10632 Background: Oncogenic signaling via the hepatocyte growth factor (HGF)/Met pathway promotes tumor cell proliferation, migration, invasion and survival. High levels of Met are poorly prognostic for multiple cancer subtypes, including non small-cell lung cancer (NSCLC) and pancreatic cancer. MetMAb is a monovalent monoclonal antibody that binds Met and blocks activation by HGF. Recent Phase II clinical studies show that the combination of MetMAb with erlotinib in 2nd-3rd line NSCLC significantly prolongs overall survival in patients whose archive tumor samples display high levels of Met. We investigated the feasibility of identifying diagnostically positive tumors in mouse xenografts by non-invasive immuno-PET imaging using either 76Br- or 89Zr -labeled MetMAb. Methods: MetMab was labeled directly with 76Br or conjugated with bifunctional chelator based on desferrioxamine B (Df-Bz-SCN) to form Df-MetMAb (1:1) for labeling with 89Zr.
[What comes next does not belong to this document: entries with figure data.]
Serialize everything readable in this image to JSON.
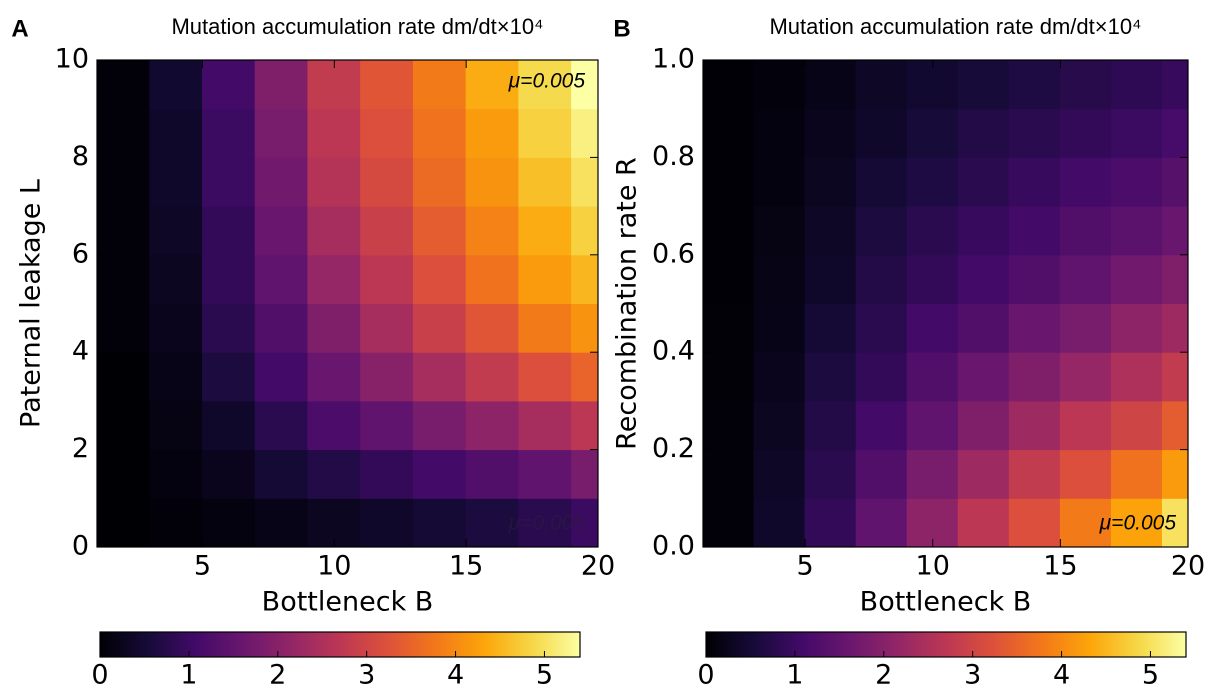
{
  "chart_data": [
    {
      "type": "heatmap",
      "panel_label": "A",
      "title": "Mutation accumulation rate dm/dt×10⁴",
      "xlabel": "Bottleneck B",
      "ylabel": "Paternal leakage L",
      "annotations": [
        "μ=0.005",
        "μ=0.005"
      ],
      "x": [
        2,
        4,
        6,
        8,
        10,
        12,
        14,
        16,
        18,
        20
      ],
      "y": [
        0.5,
        1.5,
        2.5,
        3.5,
        4.5,
        5.5,
        6.5,
        7.5,
        8.5,
        9.5
      ],
      "z": [
        [
          0.0,
          0.05,
          0.1,
          0.2,
          0.3,
          0.4,
          0.5,
          0.6,
          0.8,
          1.0
        ],
        [
          0.0,
          0.1,
          0.25,
          0.5,
          0.7,
          0.9,
          1.1,
          1.3,
          1.5,
          1.8
        ],
        [
          0.0,
          0.15,
          0.4,
          0.8,
          1.2,
          1.5,
          1.8,
          2.1,
          2.4,
          2.7
        ],
        [
          0.0,
          0.2,
          0.6,
          1.1,
          1.6,
          2.0,
          2.4,
          2.8,
          3.2,
          3.5
        ],
        [
          0.05,
          0.25,
          0.8,
          1.3,
          1.9,
          2.4,
          2.9,
          3.3,
          3.8,
          4.1
        ],
        [
          0.05,
          0.3,
          0.9,
          1.5,
          2.2,
          2.7,
          3.2,
          3.7,
          4.2,
          4.5
        ],
        [
          0.05,
          0.35,
          0.9,
          1.6,
          2.4,
          2.9,
          3.4,
          3.9,
          4.4,
          4.8
        ],
        [
          0.05,
          0.4,
          1.0,
          1.7,
          2.6,
          3.1,
          3.6,
          4.1,
          4.6,
          5.0
        ],
        [
          0.05,
          0.4,
          1.0,
          1.8,
          2.7,
          3.2,
          3.7,
          4.2,
          4.8,
          5.2
        ],
        [
          0.05,
          0.45,
          1.1,
          1.9,
          2.8,
          3.3,
          3.8,
          4.4,
          4.9,
          5.4
        ]
      ],
      "colormap": "inferno",
      "xlim": [
        1,
        20
      ],
      "xticks": [
        5,
        10,
        15,
        20
      ],
      "ylim": [
        0,
        10
      ],
      "yticks": [
        0,
        2,
        4,
        6,
        8,
        10
      ],
      "colorbar": {
        "lim": [
          0,
          5.4
        ],
        "ticks": [
          0,
          1,
          2,
          3,
          4,
          5
        ]
      }
    },
    {
      "type": "heatmap",
      "panel_label": "B",
      "title": "Mutation accumulation rate dm/dt×10⁴",
      "xlabel": "Bottleneck B",
      "ylabel": "Recombination rate R",
      "annotations": [
        "μ=0.005"
      ],
      "x": [
        2,
        4,
        6,
        8,
        10,
        12,
        14,
        16,
        18,
        20
      ],
      "y": [
        0.05,
        0.15,
        0.25,
        0.35,
        0.45,
        0.55,
        0.65,
        0.75,
        0.85,
        0.95
      ],
      "z": [
        [
          0.05,
          0.4,
          0.9,
          1.5,
          2.1,
          2.7,
          3.2,
          3.8,
          4.3,
          5.0
        ],
        [
          0.05,
          0.35,
          0.8,
          1.3,
          1.8,
          2.3,
          2.8,
          3.2,
          3.7,
          4.2
        ],
        [
          0.05,
          0.3,
          0.7,
          1.1,
          1.5,
          1.9,
          2.3,
          2.7,
          3.0,
          3.4
        ],
        [
          0.03,
          0.25,
          0.6,
          0.9,
          1.3,
          1.6,
          1.9,
          2.2,
          2.5,
          2.8
        ],
        [
          0.03,
          0.2,
          0.5,
          0.8,
          1.1,
          1.3,
          1.6,
          1.8,
          2.1,
          2.3
        ],
        [
          0.02,
          0.18,
          0.4,
          0.7,
          0.9,
          1.1,
          1.3,
          1.5,
          1.7,
          1.9
        ],
        [
          0.02,
          0.15,
          0.35,
          0.6,
          0.8,
          0.95,
          1.1,
          1.3,
          1.4,
          1.6
        ],
        [
          0.02,
          0.12,
          0.3,
          0.5,
          0.65,
          0.8,
          0.95,
          1.1,
          1.2,
          1.35
        ],
        [
          0.02,
          0.1,
          0.25,
          0.4,
          0.55,
          0.7,
          0.8,
          0.9,
          1.0,
          1.15
        ],
        [
          0.02,
          0.08,
          0.2,
          0.35,
          0.45,
          0.55,
          0.65,
          0.75,
          0.85,
          0.95
        ]
      ],
      "colormap": "inferno",
      "xlim": [
        1,
        20
      ],
      "xticks": [
        5,
        10,
        15,
        20
      ],
      "ylim": [
        0,
        1
      ],
      "yticks": [
        {
          "value": 0,
          "label": "0.0"
        },
        0.2,
        0.4,
        0.6,
        0.8,
        {
          "value": 1,
          "label": "1.0"
        }
      ],
      "colorbar": {
        "lim": [
          0,
          5.4
        ],
        "ticks": [
          0,
          1,
          2,
          3,
          4,
          5
        ]
      }
    }
  ]
}
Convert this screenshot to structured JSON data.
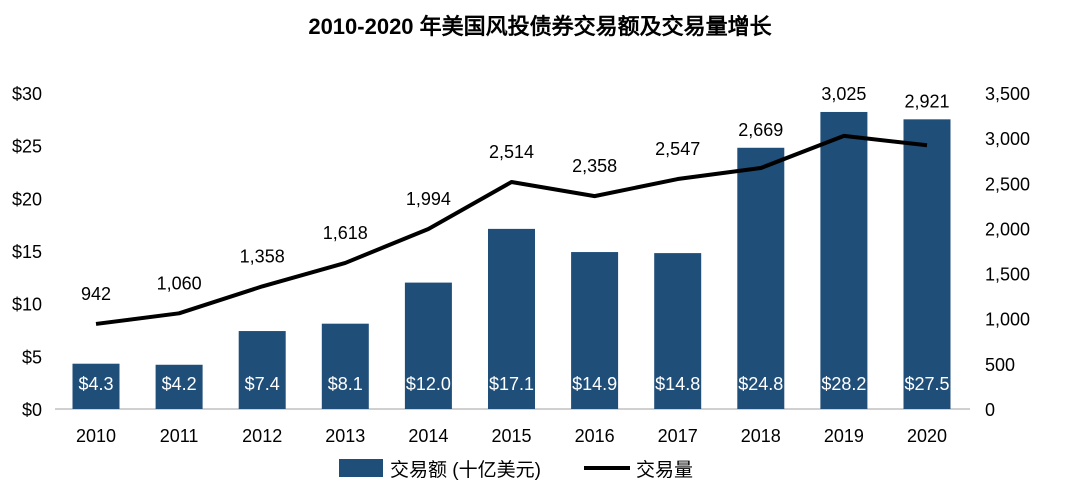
{
  "chart_data": {
    "type": "bar+line",
    "title": "2010-2020 年美国风投债券交易额及交易量增长",
    "categories": [
      "2010",
      "2011",
      "2012",
      "2013",
      "2014",
      "2015",
      "2016",
      "2017",
      "2018",
      "2019",
      "2020"
    ],
    "series": [
      {
        "name": "交易额 (十亿美元)",
        "type": "bar",
        "axis": "left",
        "color": "#1f4e79",
        "values": [
          4.3,
          4.2,
          7.4,
          8.1,
          12.0,
          17.1,
          14.9,
          14.8,
          24.8,
          28.2,
          27.5
        ],
        "labels": [
          "$4.3",
          "$4.2",
          "$7.4",
          "$8.1",
          "$12.0",
          "$17.1",
          "$14.9",
          "$14.8",
          "$24.8",
          "$28.2",
          "$27.5"
        ]
      },
      {
        "name": "交易量",
        "type": "line",
        "axis": "right",
        "color": "#000000",
        "values": [
          942,
          1060,
          1358,
          1618,
          1994,
          2514,
          2358,
          2547,
          2669,
          3025,
          2921
        ],
        "labels": [
          "942",
          "1,060",
          "1,358",
          "1,618",
          "1,994",
          "2,514",
          "2,358",
          "2,547",
          "2,669",
          "3,025",
          "2,921"
        ]
      }
    ],
    "y_left": {
      "range": [
        0,
        30
      ],
      "ticks": [
        "$0",
        "$5",
        "$10",
        "$15",
        "$20",
        "$25",
        "$30"
      ]
    },
    "y_right": {
      "range": [
        0,
        3500
      ],
      "ticks": [
        "0",
        "500",
        "1,000",
        "1,500",
        "2,000",
        "2,500",
        "3,000",
        "3,500"
      ]
    },
    "grid": false,
    "legend": "bottom"
  }
}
Met binding affinities of both forms of radiolabeled MetMab were determined using cultured cells. Biodistribution and imaging studies were done in mice bearing NCI-H441 (NSCLC), MKN-45 (gastric), U-87 MG (glioblastoma) or KP4 (pancreatic) xenografts at various time points. Plasma and tumor samples were taken to determine shed Met and tumor Met levels, respectively. Results: 76Br-MetMAb and 89Zr-Df-MetMAb retained nM binding affinity for human Met. Imaging and biodistribution studies showed rapid uptake and slow clearance of both tracers specifically in tumor xenografts. MKN-45 tumor uptake of 76Br-MetMAb correlated with tumor mass, Met abundance, and phosphoMet content. 76Br-MetMAb biodistribution was independent of plasma shed Met level, suggesting that plasma Met will not affect tumor imaging sensitivity. Tumor-to-muscle intensity ratio and signal stability values were also good for both tracers, and both robustly identified xenografts with high levels of Met, whereas 89Zr-Df-MetMAb was clearly superior for imaging the lower Met abundance U-87 MG xenografts. Conclusions: Radiolabeled MetMAb displays several promising features and warrants further development as an immuno-PET reagent to non-invasively image Met in vivo for diagnostic and prognostic endpoints.